13C Solid State NMR Suggests Unusual Breakdown Products in SEI Formation on Lithium Ion Electrodes

Abstract

This study investigates the organic components of the solid electrolyte interphase (SEI) on the carbonaceous anodic electrode in LiCoO2 batteries using solid-state nuclear magnetic resonance (NMR) techniques. The electrolyte solvents, ethylene carbonate and diethyl carbonate, were enriched on the carbonyl carbon prior to cell assembly and conditioning in an attempt to trace the breakdown pathways of these components. A strong signal was seen, demonstrating that the carbonyl carbons of both electrolytes survive in some reasonable quantity as insoluble breakdown products on the rinsed electrode surface. This confirms that the fate of these carbons as consumed in the formation of CO2 is either not unique, or not as final product.

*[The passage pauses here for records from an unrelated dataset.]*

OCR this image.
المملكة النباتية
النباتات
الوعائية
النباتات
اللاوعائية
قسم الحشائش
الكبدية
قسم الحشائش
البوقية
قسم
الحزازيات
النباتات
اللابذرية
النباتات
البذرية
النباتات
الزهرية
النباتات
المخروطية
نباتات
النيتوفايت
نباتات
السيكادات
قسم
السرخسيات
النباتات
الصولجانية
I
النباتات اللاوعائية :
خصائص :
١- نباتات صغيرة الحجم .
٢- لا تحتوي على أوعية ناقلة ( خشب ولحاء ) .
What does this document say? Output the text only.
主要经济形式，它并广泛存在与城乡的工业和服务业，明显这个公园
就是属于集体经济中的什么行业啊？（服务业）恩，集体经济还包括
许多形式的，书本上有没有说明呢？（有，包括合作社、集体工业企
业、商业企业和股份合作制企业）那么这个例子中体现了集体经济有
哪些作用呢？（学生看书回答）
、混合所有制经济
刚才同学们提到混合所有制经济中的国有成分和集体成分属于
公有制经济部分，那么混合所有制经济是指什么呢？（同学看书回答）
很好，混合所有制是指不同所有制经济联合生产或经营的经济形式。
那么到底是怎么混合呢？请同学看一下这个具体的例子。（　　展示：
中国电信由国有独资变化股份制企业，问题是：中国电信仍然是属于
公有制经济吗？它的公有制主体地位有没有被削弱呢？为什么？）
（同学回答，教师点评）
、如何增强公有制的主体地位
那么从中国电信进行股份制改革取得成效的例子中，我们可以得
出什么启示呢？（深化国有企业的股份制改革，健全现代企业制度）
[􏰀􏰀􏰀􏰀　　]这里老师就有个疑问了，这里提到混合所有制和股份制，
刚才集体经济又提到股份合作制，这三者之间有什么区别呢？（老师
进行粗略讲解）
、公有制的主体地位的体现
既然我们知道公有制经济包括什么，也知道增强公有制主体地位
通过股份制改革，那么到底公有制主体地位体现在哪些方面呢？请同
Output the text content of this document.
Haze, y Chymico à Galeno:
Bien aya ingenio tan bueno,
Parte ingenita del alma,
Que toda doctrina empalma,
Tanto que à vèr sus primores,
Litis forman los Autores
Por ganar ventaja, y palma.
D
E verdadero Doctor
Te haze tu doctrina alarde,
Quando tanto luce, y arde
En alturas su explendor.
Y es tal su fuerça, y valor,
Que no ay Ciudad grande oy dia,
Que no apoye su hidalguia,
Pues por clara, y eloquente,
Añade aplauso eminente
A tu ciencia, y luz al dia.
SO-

Furthermore the central carbonyl carbon survives, not as an intact carbonyl species, but instead in the form of compounds in which the carbon-oxygen double bond has been disrupted. Formation of this class of species is likely initiated by a nucleophilic attack on the carbonyl carbon by one or more radical, alkoxy, carbanion or fluorine-containing ionic species formed from solvent and/or salt breakdown. These results suggest a new family of electrolyte breakdown products, predominantly consisting of binary, tertiary and/or quaternary ether-type compounds (i.e., orthocarbonates and orthoesters), as well as fluorine-containing alkoxy compounds.